No dia 7 de Maio de 2011 realizou-se nas instalações da Cercipóvoa o quarto encontro “Diferentes não (In)diferentes”, destinado aos pais de crianças com necessidades educativas especiais (NEE) do AEPDM.
Estiveram presentes 4 mães muito especiais:
- Dinamizadores: Aline Lopes.
- Participantes: Fernanda C. (mãe do Henrique), Paula D. (mãe do João) e Ilídia H. (mãe da Carolina), que participou pela primeira vez.
Sentimos a falta da dinamizadora Adília Paz, do nosso fotógrafo Joaquim Baptista, da Sandra S., da Carla G., da Edite M. e em particular de todos os outros pais/mães de crianças e jovens com Necessidades Educativas Especiais.
Resumo do Encontro
Neste encontro foi pedido ao grupo para partilhar: “A sua história de vida como mãe/pai de uma criança/jovem diferente”.
Os elementos foram muito receptivos à ideia.
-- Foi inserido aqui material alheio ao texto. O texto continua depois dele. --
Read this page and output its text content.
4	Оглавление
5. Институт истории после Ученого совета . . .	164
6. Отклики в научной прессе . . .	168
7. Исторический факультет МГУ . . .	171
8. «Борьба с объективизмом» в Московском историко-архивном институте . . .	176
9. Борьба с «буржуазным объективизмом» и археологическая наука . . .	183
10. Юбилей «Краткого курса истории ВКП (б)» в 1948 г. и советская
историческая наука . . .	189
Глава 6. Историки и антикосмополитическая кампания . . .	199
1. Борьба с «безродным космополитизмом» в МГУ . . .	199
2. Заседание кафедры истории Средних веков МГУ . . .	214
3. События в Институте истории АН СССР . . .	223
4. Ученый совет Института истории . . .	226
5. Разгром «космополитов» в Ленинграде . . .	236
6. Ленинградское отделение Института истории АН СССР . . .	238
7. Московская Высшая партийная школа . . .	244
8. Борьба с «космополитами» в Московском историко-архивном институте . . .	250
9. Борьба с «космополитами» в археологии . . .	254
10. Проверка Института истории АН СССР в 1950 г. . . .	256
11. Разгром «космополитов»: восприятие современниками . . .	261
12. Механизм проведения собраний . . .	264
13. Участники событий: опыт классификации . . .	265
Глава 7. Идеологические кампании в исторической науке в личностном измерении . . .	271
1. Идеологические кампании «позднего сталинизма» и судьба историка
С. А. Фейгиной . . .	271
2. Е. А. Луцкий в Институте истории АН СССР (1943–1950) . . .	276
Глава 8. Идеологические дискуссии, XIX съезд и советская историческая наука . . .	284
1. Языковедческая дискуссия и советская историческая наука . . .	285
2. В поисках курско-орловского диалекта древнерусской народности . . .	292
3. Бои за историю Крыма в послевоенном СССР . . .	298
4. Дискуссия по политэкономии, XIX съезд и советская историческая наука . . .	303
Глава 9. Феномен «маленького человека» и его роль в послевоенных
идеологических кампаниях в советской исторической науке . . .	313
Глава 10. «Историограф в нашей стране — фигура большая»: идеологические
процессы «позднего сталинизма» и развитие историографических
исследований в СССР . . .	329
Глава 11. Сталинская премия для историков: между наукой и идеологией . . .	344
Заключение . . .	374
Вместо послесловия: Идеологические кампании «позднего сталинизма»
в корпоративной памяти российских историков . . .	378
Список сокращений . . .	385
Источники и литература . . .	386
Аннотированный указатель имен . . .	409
Houve assim quatro pequenas grandes histórias com alguma emoção à mistura e algumas lágrimas prontas a saltar.
Alguns dos registos
- Só quando aceitamos interiormente a nossa criança “Deficiente” tal como ela é, só então estamos disponíveis para lhes dar as boas vindas, e lutar para que ela tenha o “O seu lugar ao Sol”.
- Temos que aprender a ser gratos. Se formos gratos, somos pessoas felizes. Se formos felizes os nossos filhos também serão felizes, então terão a “Porta” aberta para um mundo de possibilidades.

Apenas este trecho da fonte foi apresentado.